No spoilers here, but Villella’s mention of empathy reminded me that this film ends with a few, let’s just say, surprising choices in terms of who lives and who dies (like a character who absolutely seems to be dead meat, but somehow makes it through). Gillett laughed.

“We felt [that with] ‘VI,’ that we had the permission to go to an absurd place with it, but to also make sure that the absurdity of it felt really good, and that it was the right flavor at the end of the movie,” he said. “We talked a lot about how one of the reasons why we love the first ‘Scream’ so much is that it’s secretly a feel-good movie. The good guys win. There are a lot of survivors. The people that you’ve formed relationships with as an audience member, they make it out. It’s one of the reasons why we love going back and re-watching that movie, because is it feels really fucking good at the end, and we wanted that feeling at the end of this movie.”

So, about that choice to title the film “Scream VI” after their first film, the fifth in the franchise, was just called “Scream.” “We’ve never learned how to count, so that’s the first part of that answer,” Gillett joked.

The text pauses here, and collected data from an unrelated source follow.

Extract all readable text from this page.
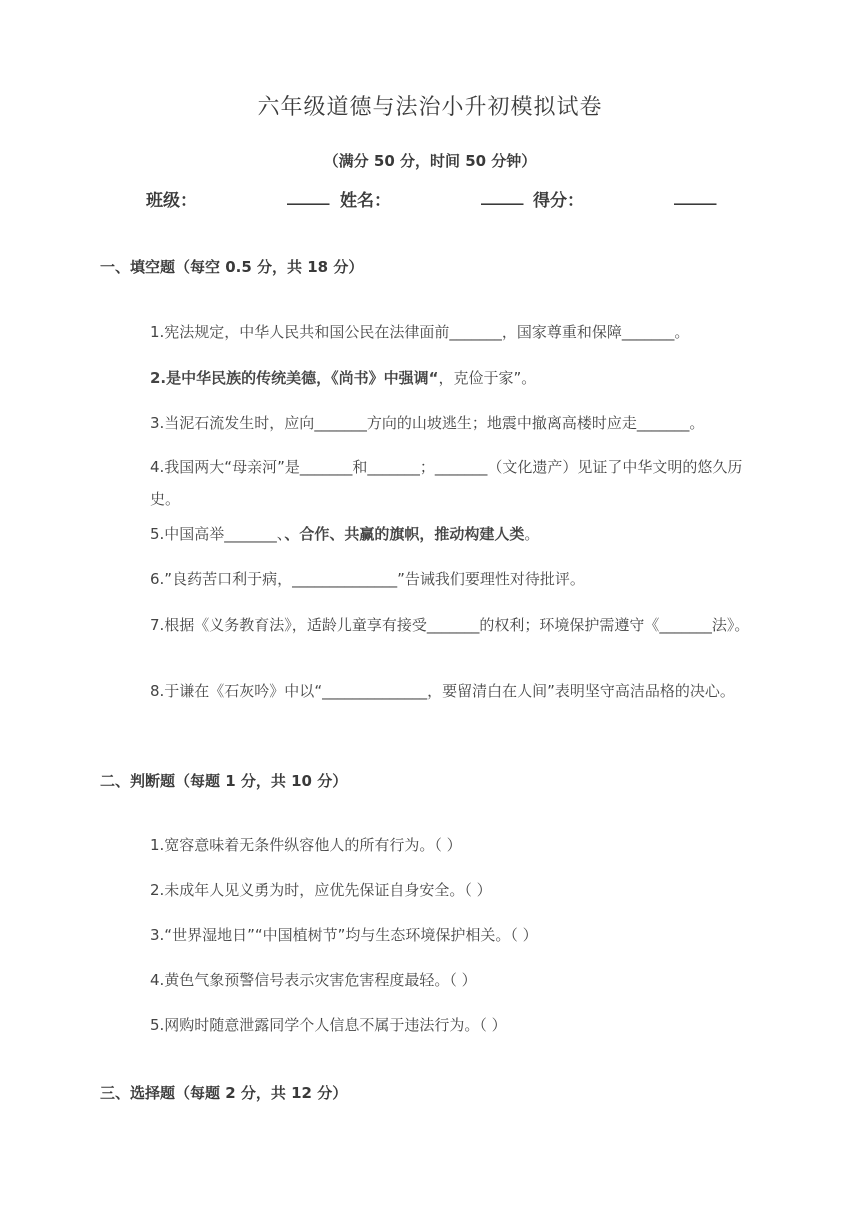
六年级道德与法治小升初模拟试卷
（满分 50 分，时间 50 分钟）
班级：	_____ 姓名：	_____ 得分：	_____
一、填空题（每空 0.5 分，共 18 分）
1.宪法规定，中华人民共和国公民在法律面前_______，国家尊重和保障_______。
2.是中华民族的传统美德，《尚书》中强调“，克俭于家”。
3.当泥石流发生时，应向_______方向的山坡逃生；地震中撤离高楼时应走_______。
4.我国两大“母亲河”是_______和_______；_______（文化遗产）见证了中华文明的悠久历史。
5.中国高举_______、、合作、共赢的旗帜，推动构建人类。
6.”良药苦口利于病，______________”告诫我们要理性对待批评。
7.根据《义务教育法》，适龄儿童享有接受_______的权利；环境保护需遵守《_______法》。
8.于谦在《石灰吟》中以“______________，要留清白在人间”表明坚守高洁品格的决心。
二、判断题（每题 1 分，共 10 分）
1.宽容意味着无条件纵容他人的所有行为。（ ）
2.未成年人见义勇为时，应优先保证自身安全。（ ）
3.“世界湿地日”“中国植树节”均与生态环境保护相关。（ ）
4.黄色气象预警信号表示灾害危害程度最轻。（ ）
5.网购时随意泄露同学个人信息不属于违法行为。（ ）
三、选择题（每题 2 分，共 12 分）
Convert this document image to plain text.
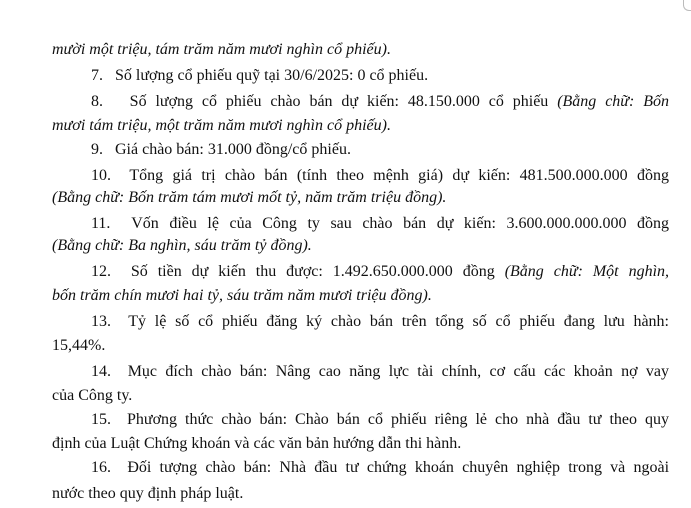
mười một triệu, tám trăm năm mươi nghìn cổ phiếu).
7. Số lượng cổ phiếu quỹ tại 30/6/2025: 0 cổ phiếu.
8. Số lượng cổ phiếu chào bán dự kiến: 48.150.000 cổ phiếu (Bằng chữ: Bốn
mươi tám triệu, một trăm năm mươi nghìn cổ phiếu).
9. Giá chào bán: 31.000 đồng/cổ phiếu.
10. Tổng giá trị chào bán (tính theo mệnh giá) dự kiến: 481.500.000.000 đồng
(Bằng chữ: Bốn trăm tám mươi mốt tỷ, năm trăm triệu đồng).
11. Vốn điều lệ của Công ty sau chào bán dự kiến: 3.600.000.000.000 đồng
(Bằng chữ: Ba nghìn, sáu trăm tỷ đồng).
12. Số tiền dự kiến thu được: 1.492.650.000.000 đồng (Bằng chữ: Một nghìn,
bốn trăm chín mươi hai tỷ, sáu trăm năm mươi triệu đồng).
13. Tỷ lệ số cổ phiếu đăng ký chào bán trên tổng số cổ phiếu đang lưu hành:
15,44%.
14. Mục đích chào bán: Nâng cao năng lực tài chính, cơ cấu các khoản nợ vay
của Công ty.
15. Phương thức chào bán: Chào bán cổ phiếu riêng lẻ cho nhà đầu tư theo quy
định của Luật Chứng khoán và các văn bản hướng dẫn thi hành.
16. Đối tượng chào bán: Nhà đầu tư chứng khoán chuyên nghiệp trong và ngoài
nước theo quy định pháp luật.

Titling what is really “Scream V” just “Scream,” as Gillett explained, “Let the audience know, hey, this movie is playing with the idea of these requels and renaming things, [just by[ having that weird confusing thing be a part of the actual title of the movie. With this we were like, once it became ‘Scream VI,’ that tells the audience you’re watching ‘Scream VI.’ It’s set in New York. Have fun. We’re not over-clevering themselves.”

While it’s unclear how the franchise might continue (though, come on), and if Bettinelli-Olpin, Gillett, and Villella will be involved (they’re busy enough, still in “very early” development on their announced “Escape from New York” remake, plus hashing through a variety of “big new original stuff,” including a script they sold to Universal), their allegiance to the material is clear.

“We want it to continue forever,” Gillett said of the series. “[Whether we’re] involved or not. We never would’ve imagined that we’d get to step into this franchise ever in our wildest dreams, so if it leaves our life and goes some other direction, as long as it sticks around, as long as they keep making them, that is the most important thing to us.”

Paramount Pictures will release “Scream VI” in theaters on Friday, March 10.